A few different things can cutoff the circulation in your hands making them go numb:
The first is by supporting too much of your body weight on your arms during riding. This puts pressure on your hands and, especially when your wrists are bent (dorsiflexed) the added pressure will restrict blood flow.
There are a couple of ways to mitigate this: The easiest fix (but most expensive) is to get bar risers that make you sit up straighter so you will not have as much of your torso weight leaning on the bars. Everyone's anatomical dimensions are different, so what height is the right height for you is mostly a matter of trying different positions.
Another change you can make is to have your wrists cocked less while riding. If you start out by grabbing the bars with your wrist in a neutral (straight) position, the left wrist will be fine, but as you open the throttle your right wrist will dorsiflex. Try re-gripping the right bar so that your wrist is a straight as possible while actually riding down the road.

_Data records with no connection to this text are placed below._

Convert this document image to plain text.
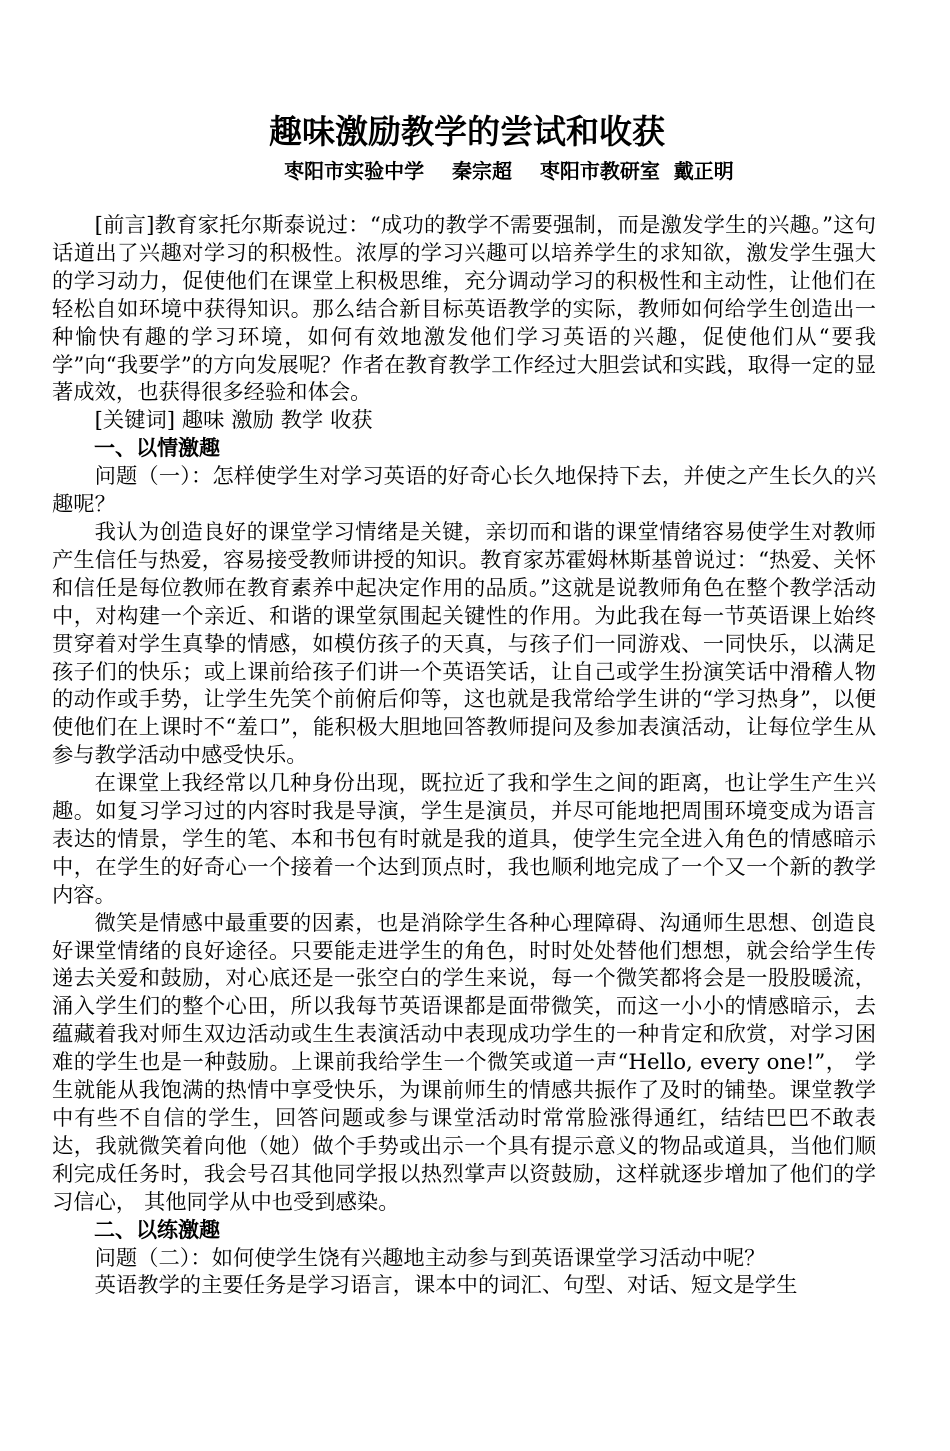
趣味激励教学的尝试和收获
枣阳市实验中学    秦宗超    枣阳市教研室  戴正明

[前言]教育家托尔斯泰说过：“成功的教学不需要强制，而是激发学生的兴趣。”这句话道出了兴趣对学习的积极性。浓厚的学习兴趣可以培养学生的求知欲，激发学生强大的学习动力，促使他们在课堂上积极思维，充分调动学习的积极性和主动性，让他们在轻松自如环境中获得知识。那么结合新目标英语教学的实际，教师如何给学生创造出一种愉快有趣的学习环境，如何有效地激发他们学习英语的兴趣，促使他们从“要我学”向“我要学”的方向发展呢？作者在教育教学工作经过大胆尝试和实践，取得一定的显著成效，也获得很多经验和体会。

[关键词] 趣味 激励 教学 收获

一、以情激趣

问题（一）：怎样使学生对学习英语的好奇心长久地保持下去，并使之产生长久的兴趣呢？

我认为创造良好的课堂学习情绪是关键，亲切而和谐的课堂情绪容易使学生对教师产生信任与热爱，容易接受教师讲授的知识。教育家苏霍姆林斯基曾说过：“热爱、关怀和信任是每位教师在教育素养中起决定作用的品质。”这就是说教师角色在整个教学活动中，对构建一个亲近、和谐的课堂氛围起关键性的作用。为此我在每一节英语课上始终贯穿着对学生真挚的情感，如模仿孩子的天真，与孩子们一同游戏、一同快乐，以满足孩子们的快乐；或上课前给孩子们讲一个英语笑话，让自己或学生扮演笑话中滑稽人物的动作或手势，让学生先笑个前俯后仰等，这也就是我常给学生讲的“学习热身”，以便使他们在上课时不“羞口”，能积极大胆地回答教师提问及参加表演活动，让每位学生从参与教学活动中感受快乐。

在课堂上我经常以几种身份出现，既拉近了我和学生之间的距离，也让学生产生兴趣。如复习学习过的内容时我是导演，学生是演员，并尽可能地把周围环境变成为语言表达的情景，学生的笔、本和书包有时就是我的道具，使学生完全进入角色的情感暗示中，在学生的好奇心一个接着一个达到顶点时，我也顺利地完成了一个又一个新的教学内容。

微笑是情感中最重要的因素，也是消除学生各种心理障碍、沟通师生思想、创造良好课堂情绪的良好途径。只要能走进学生的角色，时时处处替他们想想，就会给学生传递去关爱和鼓励，对心底还是一张空白的学生来说，每一个微笑都将会是一股股暖流，涌入学生们的整个心田，所以我每节英语课都是面带微笑，而这一小小的情感暗示，去蕴藏着我对师生双边活动或生生表演活动中表现成功学生的一种肯定和欣赏，对学习困难的学生也是一种鼓励。上课前我给学生一个微笑或道一声“Hello, every one!”， 学生就能从我饱满的热情中享受快乐，为课前师生的情感共振作了及时的铺垫。课堂教学中有些不自信的学生，回答问题或参与课堂活动时常常脸涨得通红，结结巴巴不敢表达，我就微笑着向他（她）做个手势或出示一个具有提示意义的物品或道具，当他们顺利完成任务时，我会号召其他同学报以热烈掌声以资鼓励，这样就逐步增加了他们的学习信心， 其他同学从中也受到感染。

二、以练激趣

问题（二）：如何使学生饶有兴趣地主动参与到英语课堂学习活动中呢？

英语教学的主要任务是学习语言，课本中的词汇、句型、对话、短文是学生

The most effective change of all will be to use your (much stronger) legs and abdominal muscles to support your upper body weight instead of your arms. You'll want to learn to position the balls of your feet on the footpegs (not the arches) and use your legs and feet pushing on the pegs to hold your torso up, instead of pushing against the bars with your arms. This is a tough change to make for most riders who have already become used to pushing up and back with their arms.
The other major contributor to hand numbness is from gripping the handlebars too tightly. You really do not need to grip the bars all that much during normal cruising. You can just rest your hands on the handlebars, with your fingers naturally draped and curved around the grips, with no "gripping force" exerted at all and still have perfectly safe control of the bike. You control the steering by pushing on one side or the other, not by pulling on the bars, so you do not really need to grip the bars for steering.
The stock position of the throttle spring creates too much closing force, which does require you to grip the right hand to keep it open, so you'll want to release the throttle spring one turn to make the spring rate softer. Just the weight of your hand should be able to maintain the throttle open after the spring unwind.
Many folks use a clamp on throttle lever (wrist rest, cramp buster, etc.) which can reduce the need to grip the throttle side even further. Once you get used to them being there, and using them, they become very comfortable. But many people have problems getting used to the flap being there and end up bumping it or catching it with a sleeve or something at an inopportune moment. I've used one so long now I never even think twice about it being there anymore. But it does take some getting used to.